154 ThreadedNmap expects threads
155
156 Returns:
157 luigi.Task - ThreadedNmap
158 """
159 args = {
160 "rate": self.rate,
161 "ports": self.ports,
162 "threads": self.threads,
163 "top_ports": self.top_ports,
164 "interface": self.interface,
165 "target_file": self.target_file,
166 }
167 return ThreadedNmap(**args)
168
169 def output(self):
170 """ Returns the target output for this task.
171
172 Naming convention for the output folder is TARGET_FILE-searchsploit-results.
173
174 The output folder will be populated with all of the output files generated by
175 any searchsploit commands run.
176
177 Returns:
178 luigi.local_target.LocalTarget
179 """
180 return luigi.LocalTarget(f"{self.target_file}-searchsploit-results")
181
182 def run(self):
183 """ Grabs the xml files created by ThreadedNmap and runs searchsploit --nmap on each one, saving the output. """

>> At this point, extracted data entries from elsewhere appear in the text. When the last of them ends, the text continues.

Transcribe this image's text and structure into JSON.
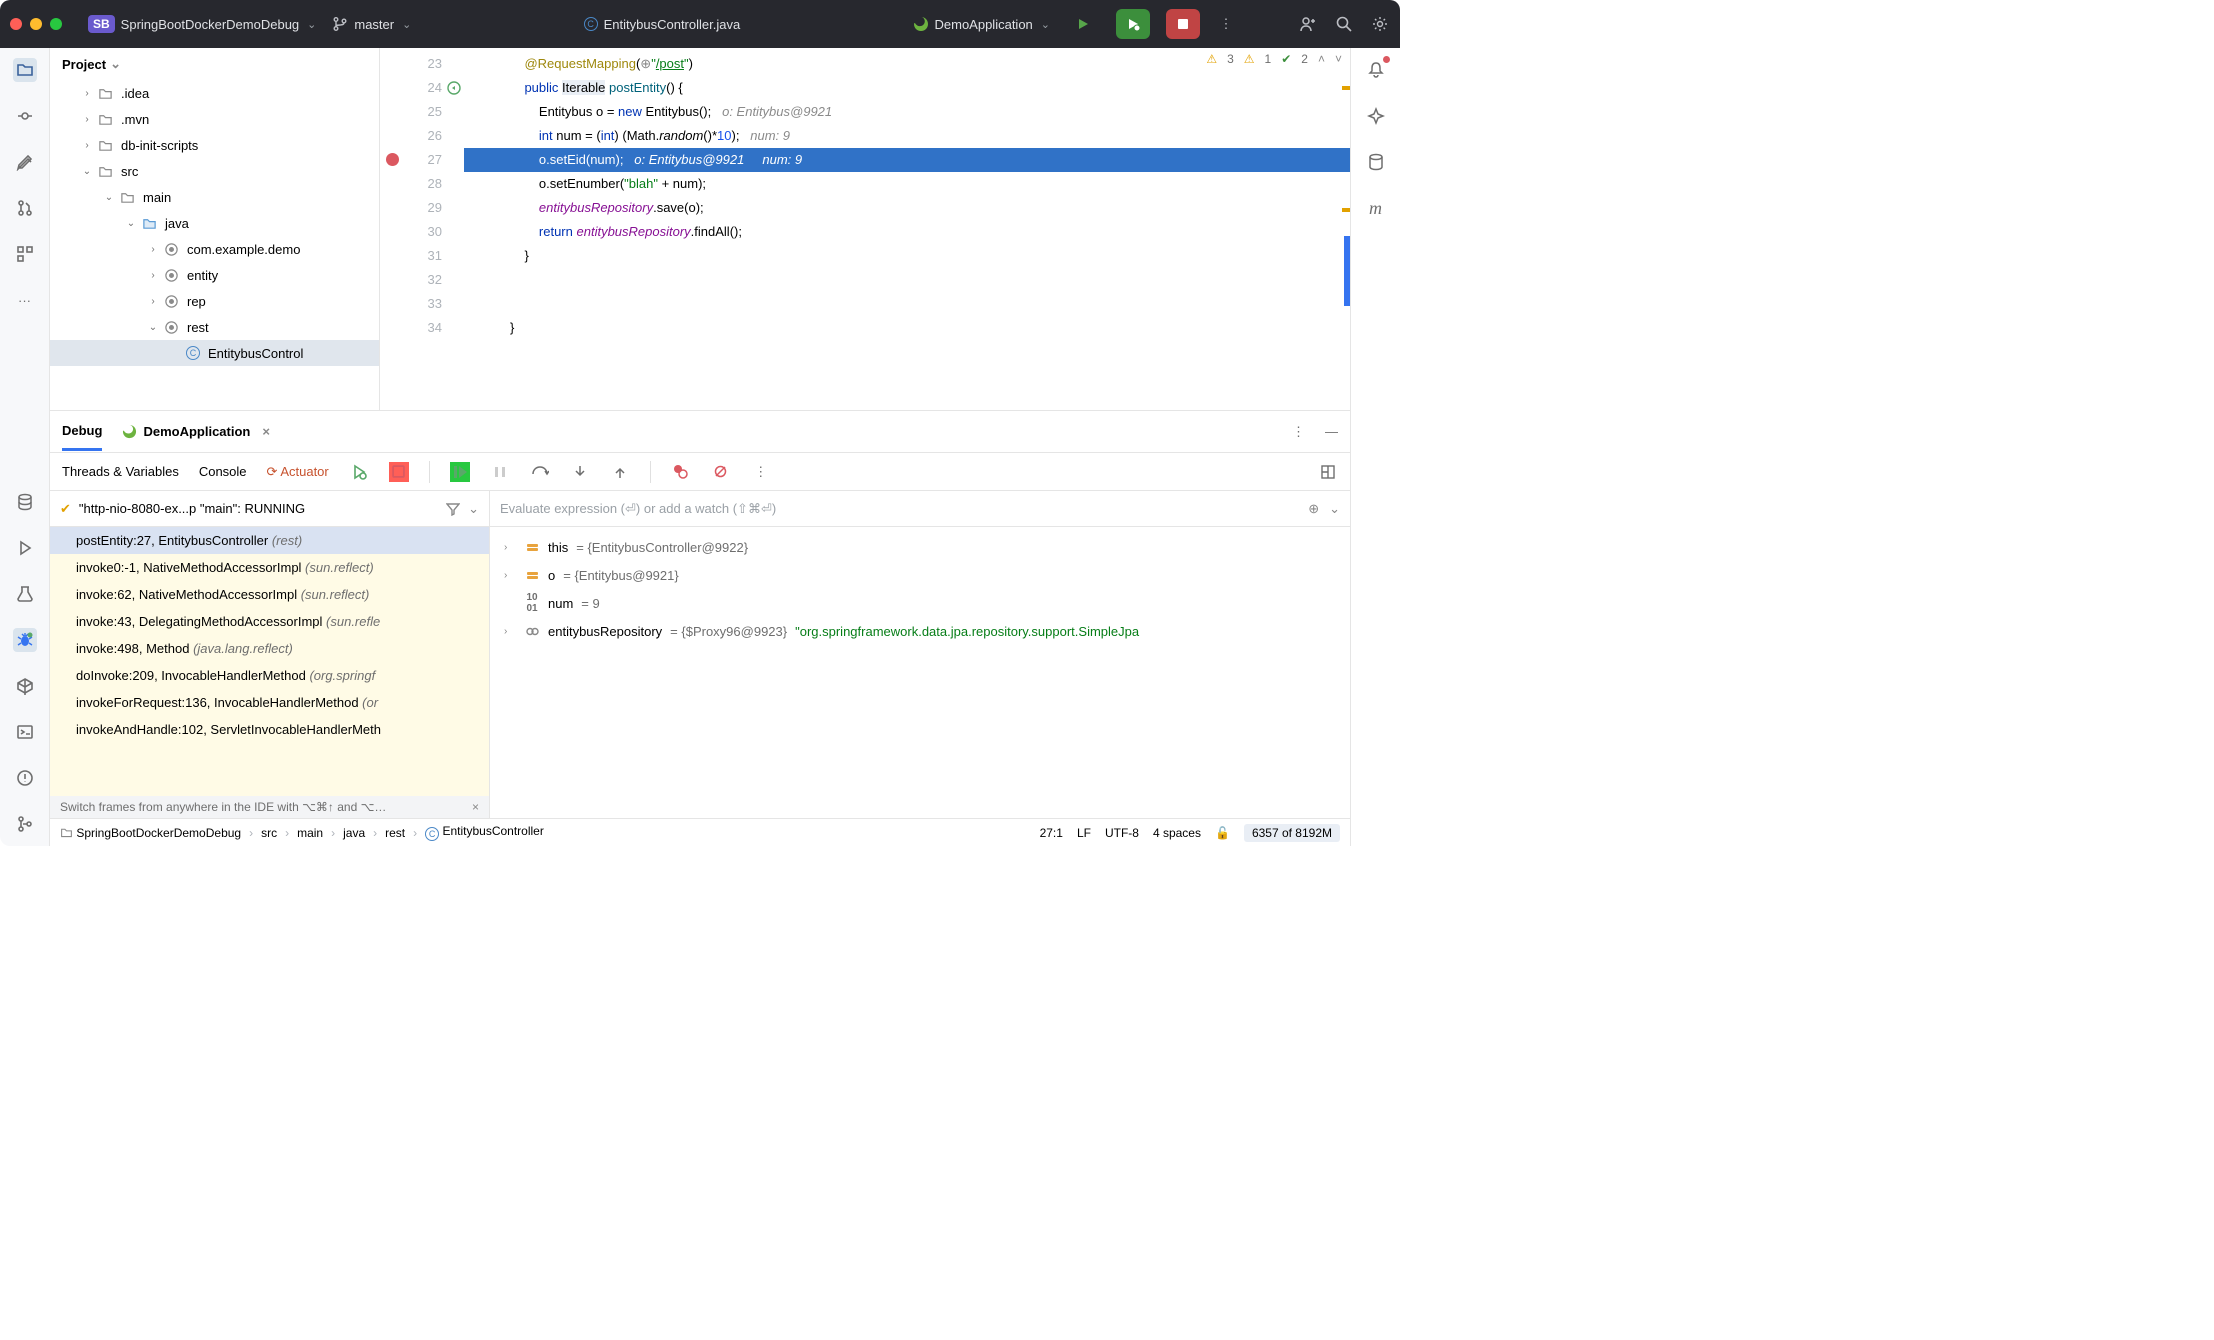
{
  "titlebar": {
    "project_name": "SpringBootDockerDemoDebug",
    "branch": "master",
    "open_file": "EntitybusController.java",
    "run_config": "DemoApplication",
    "project_badge": "SB"
  },
  "project_pane": {
    "title": "Project",
    "tree": [
      {
        "depth": 1,
        "expand": "›",
        "icon": "folder",
        "label": ".idea"
      },
      {
        "depth": 1,
        "expand": "›",
        "icon": "folder",
        "label": ".mvn"
      },
      {
        "depth": 1,
        "expand": "›",
        "icon": "folder",
        "label": "db-init-scripts"
      },
      {
        "depth": 1,
        "expand": "⌄",
        "icon": "folder",
        "label": "src"
      },
      {
        "depth": 2,
        "expand": "⌄",
        "icon": "folder",
        "label": "main"
      },
      {
        "depth": 3,
        "expand": "⌄",
        "icon": "folder-blue",
        "label": "java"
      },
      {
        "depth": 4,
        "expand": "›",
        "icon": "package",
        "label": "com.example.demo"
      },
      {
        "depth": 4,
        "expand": "›",
        "icon": "package",
        "label": "entity"
      },
      {
        "depth": 4,
        "expand": "›",
        "icon": "package",
        "label": "rep"
      },
      {
        "depth": 4,
        "expand": "⌄",
        "icon": "package",
        "label": "rest"
      },
      {
        "depth": 5,
        "expand": "",
        "icon": "class",
        "label": "EntitybusControl",
        "selected": true
      }
    ]
  },
  "editor": {
    "lines": [
      {
        "n": 23,
        "html": "@RequestMapping(⊕\"<u>/post</u>\")",
        "pad": 1,
        "ann": true
      },
      {
        "n": 24,
        "html": "<span class='kw'>public</span> <span class='hi'>Iterable</span> <span class='fn'>postEntity</span>() {",
        "pad": 1,
        "marker": "gutter-impl"
      },
      {
        "n": 25,
        "html": "Entitybus o = <span class='kw'>new</span> Entitybus();   <span class='hint'>o: Entitybus@9921</span>",
        "pad": 2
      },
      {
        "n": 26,
        "html": "<span class='kw'>int</span> num = (<span class='kw'>int</span>) (Math.<span style='font-style:italic'>random</span>()*<span class='num'>10</span>);   <span class='hint'>num: 9</span>",
        "pad": 2
      },
      {
        "n": 27,
        "html": "o.setEid(num);   <span class='hint'>o: Entitybus@9921     num: 9</span>",
        "pad": 2,
        "current": true,
        "breakpoint": true
      },
      {
        "n": 28,
        "html": "o.setEnumber(<span class='str'>\"blah\"</span> + num);",
        "pad": 2
      },
      {
        "n": 29,
        "html": "<span class='fld'>entitybusRepository</span>.save(o);",
        "pad": 2
      },
      {
        "n": 30,
        "html": "<span class='kw'>return</span> <span class='fld'>entitybusRepository</span>.findAll();",
        "pad": 2
      },
      {
        "n": 31,
        "html": "}",
        "pad": 1
      },
      {
        "n": 32,
        "html": "",
        "pad": 0
      },
      {
        "n": 33,
        "html": "",
        "pad": 0
      },
      {
        "n": 34,
        "html": "}",
        "pad": 0
      }
    ],
    "analysis": {
      "warn_high": "3",
      "warn_low": "1",
      "typo": "2"
    }
  },
  "debug": {
    "tab_label": "Debug",
    "run_tab": "DemoApplication",
    "toolbar_tabs": [
      "Threads & Variables",
      "Console",
      "Actuator"
    ],
    "thread_status": "\"http-nio-8080-ex...p \"main\": RUNNING",
    "frames": [
      {
        "text": "postEntity:27, EntitybusController",
        "pkg": "(rest)",
        "top": true
      },
      {
        "text": "invoke0:-1, NativeMethodAccessorImpl",
        "pkg": "(sun.reflect)"
      },
      {
        "text": "invoke:62, NativeMethodAccessorImpl",
        "pkg": "(sun.reflect)"
      },
      {
        "text": "invoke:43, DelegatingMethodAccessorImpl",
        "pkg": "(sun.refle"
      },
      {
        "text": "invoke:498, Method",
        "pkg": "(java.lang.reflect)"
      },
      {
        "text": "doInvoke:209, InvocableHandlerMethod",
        "pkg": "(org.springf"
      },
      {
        "text": "invokeForRequest:136, InvocableHandlerMethod",
        "pkg": "(or"
      },
      {
        "text": "invokeAndHandle:102, ServletInvocableHandlerMeth",
        "pkg": ""
      }
    ],
    "eval_placeholder": "Evaluate expression (⏎) or add a watch (⇧⌘⏎)",
    "variables": [
      {
        "expand": "›",
        "icon": "obj",
        "name": "this",
        "val": "= {EntitybusController@9922}"
      },
      {
        "expand": "›",
        "icon": "obj",
        "name": "o",
        "val": "= {Entitybus@9921}"
      },
      {
        "expand": "",
        "icon": "prim",
        "name": "num",
        "val": "= 9"
      },
      {
        "expand": "›",
        "icon": "link",
        "name": "entitybusRepository",
        "val": "= {$Proxy96@9923}",
        "str": "\"org.springframework.data.jpa.repository.support.SimpleJpa"
      }
    ],
    "hint_text": "Switch frames from anywhere in the IDE with ⌥⌘↑ and ⌥…"
  },
  "statusbar": {
    "breadcrumbs": [
      "SpringBootDockerDemoDebug",
      "src",
      "main",
      "java",
      "rest",
      "EntitybusController"
    ],
    "cursor": "27:1",
    "line_sep": "LF",
    "encoding": "UTF-8",
    "indent": "4 spaces",
    "memory": "6357 of 8192M"
  }
}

184 for entry in Path(self.input().path).glob("nmap*.xml"):
185 proc = subprocess.run(["searchsploit", "--nmap", str(entry)], stderr=subprocess.PIPE)
186 if proc.stderr:
187 Path(self.output().path).mkdir(parents=True, exist_ok=True)
188
189 # grap the target specifier out of TGT-searchsploit-results/nmap.10.10.10.157-tcp -> i.e. 10.10.10.157
190 target = entry.stem.replace("nmap.", "").replace("-tcp", "").replace("-udp", "")
191
192 Path(
193 f"{self.output().path}/searchsploit.{target}-{entry.stem[-3:]}.txt"
194 ).write_bytes(proc.stderr)
Before we finish up, we can test out our new addition to the pipeline with the following command.
PYTHONPATH=$(pwd) luigi --local-scheduler --module recon.nmap SearchSploit --target-file htb-targets --top-ports 1000
That wraps things up for this post. In the next installment, we’ll incorporate subdomain enumeration into our pipeline!